過了正月初五,各關署開衙,所以是寬、陳登就離開是家莊院,啟程往郯縣去。是寬還把是勛也扯上了,是勛說你們是去拜見長官,就任官職,我一個白身再過去干嘛?是寬的意思,是、曹、麋三家結親的事情,這回見了陶謙就要定下來,老七你作為當事人之一,最好也去拜見陶謙,致個謝啥的。
是勛滿肚子的不耐煩,心說你才知道我是“當事人”啊,那么婚姻大事,你事先問過我這個“當事人”的意見沒有?你自己就把主都做了,還要我出面干嘛?
可是沒有辦法,兄命不可違拗,他也只好跟著跑了趟郯縣的州衙。果然陶謙一見面就問這事兒,是寬回答說,老爹是儀已經全都答應了,所拜托的臨沂王家不久后就會派人去曹家納采,請陶謙也趕緊跟麋家說定了親事。陶謙撫著白胡子連連點頭:“我已與麋子仲說過了,過幾日直接前往納采便是——你們的聘禮也要趕緊準備起來啦。”

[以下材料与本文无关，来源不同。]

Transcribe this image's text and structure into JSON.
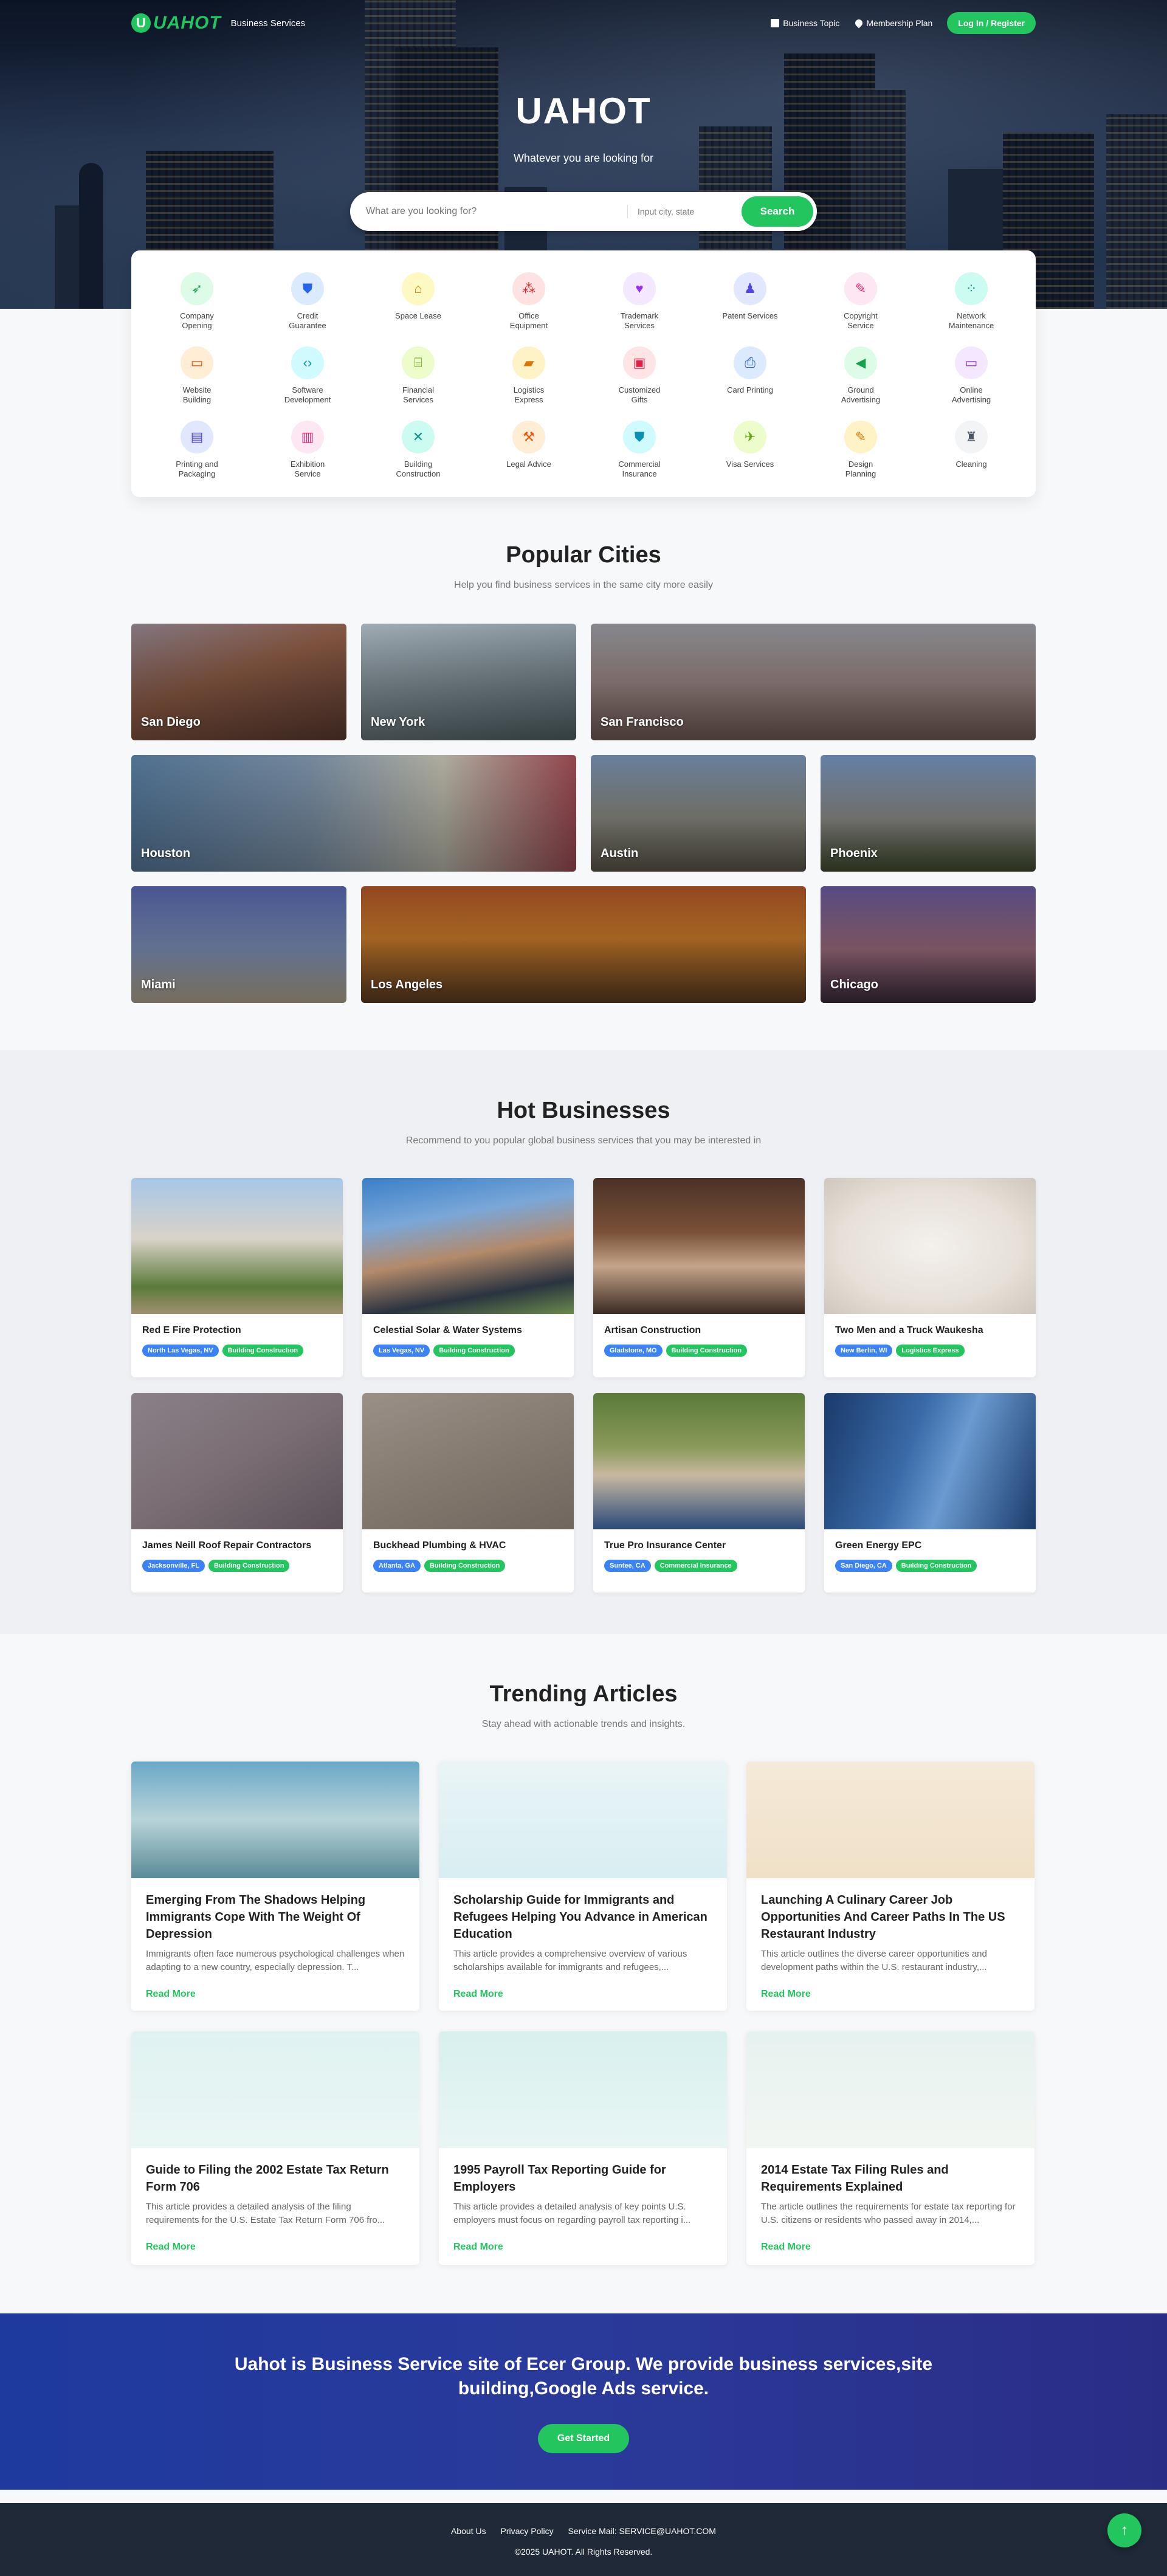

漢代士人之間商定婚事,主要步驟分別是:議親—納采—問名—納吉—下聘—擇期。其中納采就是男方請人去相看女方,觀其容儀,不過一般也就過個形式,除非那姑娘真有什么殘疾,或者丑得驚天動地,否則聯姻主要看的是門當戶對,在“議親”階段就都已經考慮完全了。納采以后,就得問名,也就類似于后世的“配八字”,得算算雙方祖上是不是同姓啊(同姓不婚),這樁婚事吉利不吉利啊——不過因為卜者特意要壞你事而聲稱大不吉的情況很少見,也僅僅是個過場罷了。納吉就是男方去通知女家,占卜順利,可以聯姻;再然后下聘就得男方給女家送聘禮了。
是、曹、麋三家的婚事,有一州的最高長官陶謙給撐著,前面各種階段都好過,所以要是家趕緊準備聘禮。
是勛喏喏連聲,然后告訴陶謙:“尚有一樁喜事稟報使君,元龍亦與舍妹商議婚事,就等雙方家長認可了。”
陶謙大喜:“這是好事啊,我這便寄書與漢瑜,是家與陳家門戶登對,請他定要首肯。”他所說的漢瑜,就是指陳登的父親、前沛相陳珪字漢瑜。
陳登急忙拱手致謝。陶謙又說:“本想雙喜,不想可以三喜,不如都盡快的納采、占卜,確定下來,趕在春季就把婚事辦了吧。”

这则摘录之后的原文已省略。